PRINCIPALES PUBLICATIONS

  • M. Gabbrielli, and S. Martini, Programming languages, Springer, London, 2010. (English translation of the first Italian printing).
  • S. Martini, “Several types of types in programming languages”, History and Philosophy of Computing, HAPOC 2015, Springer, Berlin, IFIP Advances in Information and Communication Technology 487, 216--227, 2016.
  • S. Martini, “Types in Programming Languages, between Modelling, Abstraction, and Correctness”, Computability in Europe, CiE 2016: Pursuit of the Universal, Springer, Berlin, LNCS 9709, 164--169, 2016.
  • U. Dal Lago, S. Martini, “On constructor rewrite systems and the lambda-calculus”. Logical Methods in Computer Science, vol. 8(3:12), pp. 1-27, 2012.
  • U. Dal Lago, S. Martini, “The weak lambda-calculus as a reasonable machine”, Theoretical Computer Science, vol. 398(1-3) (2008) 32--50. (Elsevier, Amsterdam).
  • P. Coppola and S. Martini, “Optimizing Optimal Reduction.

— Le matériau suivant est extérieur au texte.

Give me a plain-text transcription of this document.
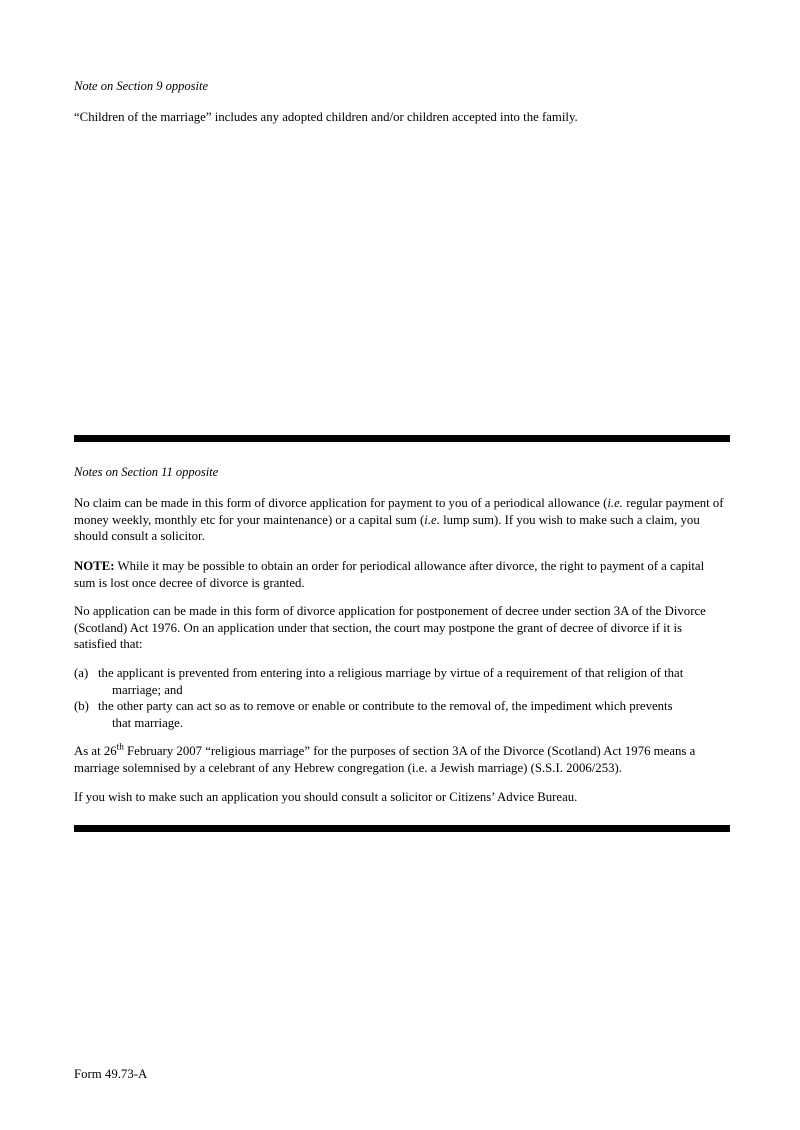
Note on Section 9 opposite

“Children of the marriage” includes any adopted children and/or children accepted into the family.

Notes on Section 11 opposite

No claim can be made in this form of divorce application for payment to you of a periodical allowance (i.e. regular payment of money weekly, monthly etc for your maintenance) or a capital sum (i.e. lump sum). If you wish to make such a claim, you should consult a solicitor.

NOTE: While it may be possible to obtain an order for periodical allowance after divorce, the right to payment of a capital sum is lost once decree of divorce is granted.

No application can be made in this form of divorce application for postponement of decree under section 3A of the Divorce (Scotland) Act 1976. On an application under that section, the court may postpone the grant of decree of divorce if it is satisfied that:

(a) the applicant is prevented from entering into a religious marriage by virtue of a requirement of that religion of that
marriage; and
(b) the other party can act so as to remove or enable or contribute to the removal of, the impediment which prevents
that marriage.

As at 26th February 2007 “religious marriage” for the purposes of section 3A of the Divorce (Scotland) Act 1976 means a marriage solemnised by a celebrant of any Hebrew congregation (i.e. a Jewish marriage) (S.S.I. 2006/253).

If you wish to make such an application you should consult a solicitor or Citizens’ Advice Bureau.

Form 49.73-A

A type inference algorithm for Elementary Affine Logic”, ACM Transactions on Computational Logic (TOCL), vol. 7(2) (2006) 219--260 (ACM Press, New York).
  • A. Asperti, P. Coppola, and S. Martini, “(Optimal) duplication is not elementary recursive”, Information and Computation, vol. 193(1) (2004) 21-56 (Elsevier, Amsterdam). Also in the 27th ACM Conference on Principles of Programming Languages, POPL 2000.

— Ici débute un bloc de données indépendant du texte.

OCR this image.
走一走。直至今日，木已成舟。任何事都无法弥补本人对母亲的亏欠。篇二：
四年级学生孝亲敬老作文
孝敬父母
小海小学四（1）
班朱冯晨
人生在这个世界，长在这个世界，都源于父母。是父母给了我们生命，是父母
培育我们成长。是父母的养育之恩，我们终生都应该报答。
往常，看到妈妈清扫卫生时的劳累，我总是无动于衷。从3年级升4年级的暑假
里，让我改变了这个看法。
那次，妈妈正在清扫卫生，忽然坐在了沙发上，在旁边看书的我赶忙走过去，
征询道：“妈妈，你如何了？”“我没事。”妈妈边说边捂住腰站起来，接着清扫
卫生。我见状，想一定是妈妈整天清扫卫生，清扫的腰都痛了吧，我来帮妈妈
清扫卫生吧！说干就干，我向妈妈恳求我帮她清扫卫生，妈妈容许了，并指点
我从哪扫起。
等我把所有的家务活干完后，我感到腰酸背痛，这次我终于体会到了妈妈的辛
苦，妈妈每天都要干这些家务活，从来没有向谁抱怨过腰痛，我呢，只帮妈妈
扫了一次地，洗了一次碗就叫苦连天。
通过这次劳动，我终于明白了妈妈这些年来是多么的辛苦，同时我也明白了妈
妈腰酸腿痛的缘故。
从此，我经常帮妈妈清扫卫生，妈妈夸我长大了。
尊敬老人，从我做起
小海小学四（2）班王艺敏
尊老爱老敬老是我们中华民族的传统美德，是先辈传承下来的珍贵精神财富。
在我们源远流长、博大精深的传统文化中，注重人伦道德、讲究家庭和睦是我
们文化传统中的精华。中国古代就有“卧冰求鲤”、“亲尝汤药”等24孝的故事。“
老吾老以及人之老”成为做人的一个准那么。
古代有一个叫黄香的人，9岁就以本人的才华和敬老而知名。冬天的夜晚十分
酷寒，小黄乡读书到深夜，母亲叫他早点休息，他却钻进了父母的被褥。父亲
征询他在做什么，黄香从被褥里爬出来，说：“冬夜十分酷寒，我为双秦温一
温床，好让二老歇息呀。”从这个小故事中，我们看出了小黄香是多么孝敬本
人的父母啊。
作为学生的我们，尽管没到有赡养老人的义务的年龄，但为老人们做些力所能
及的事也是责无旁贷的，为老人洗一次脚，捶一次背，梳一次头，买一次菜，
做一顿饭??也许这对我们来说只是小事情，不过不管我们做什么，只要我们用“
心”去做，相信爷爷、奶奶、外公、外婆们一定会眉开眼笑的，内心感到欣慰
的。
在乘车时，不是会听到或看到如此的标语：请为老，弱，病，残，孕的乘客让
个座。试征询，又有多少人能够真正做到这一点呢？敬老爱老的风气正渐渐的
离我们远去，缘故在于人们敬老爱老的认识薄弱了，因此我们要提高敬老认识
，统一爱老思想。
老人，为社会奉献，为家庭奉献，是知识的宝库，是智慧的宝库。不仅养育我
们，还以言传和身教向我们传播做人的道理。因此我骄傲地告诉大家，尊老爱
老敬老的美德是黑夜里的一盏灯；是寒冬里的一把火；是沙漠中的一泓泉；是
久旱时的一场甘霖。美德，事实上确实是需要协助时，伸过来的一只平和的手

  • U. Dal Lago, and S. Martini, “Phase Semantics and Decidability of Elementary Affine Logic”, Theoretical Computer Science, vol. 318(3) (2004) 409-433. (Elsevier, Amsterdam).
  • S. Guerrini, S. Martini, and A. Masini, “Coherence for sharing proof-nets”, Theoretical Computer Science, vol. 294(3) (2003) 379-409 (Elsevier, Amsterdam).
  • S. Guerrini, S. Martini, and A. Masini, “Proof nets, garbage, and computation”, Theoretical Computer Science, vol. 253(2) (2001), 185-237 (Elsevier, Amsterdam).
  • S. Martini and A. Masini, “A computational interpretation of modal proofs”, in Proof Theory of Modal Logic, H. Wansing (Ed), Kluwer, Dordrecht, 1996, 213--241.
  • L. Cardelli, S. Martini, J. C. Mitchell, and A. Scedrov, “An extension of system F with subtyping”, Information and Computation, vol. 109(1994), 4--56 (Academic Press, San Diego, CA).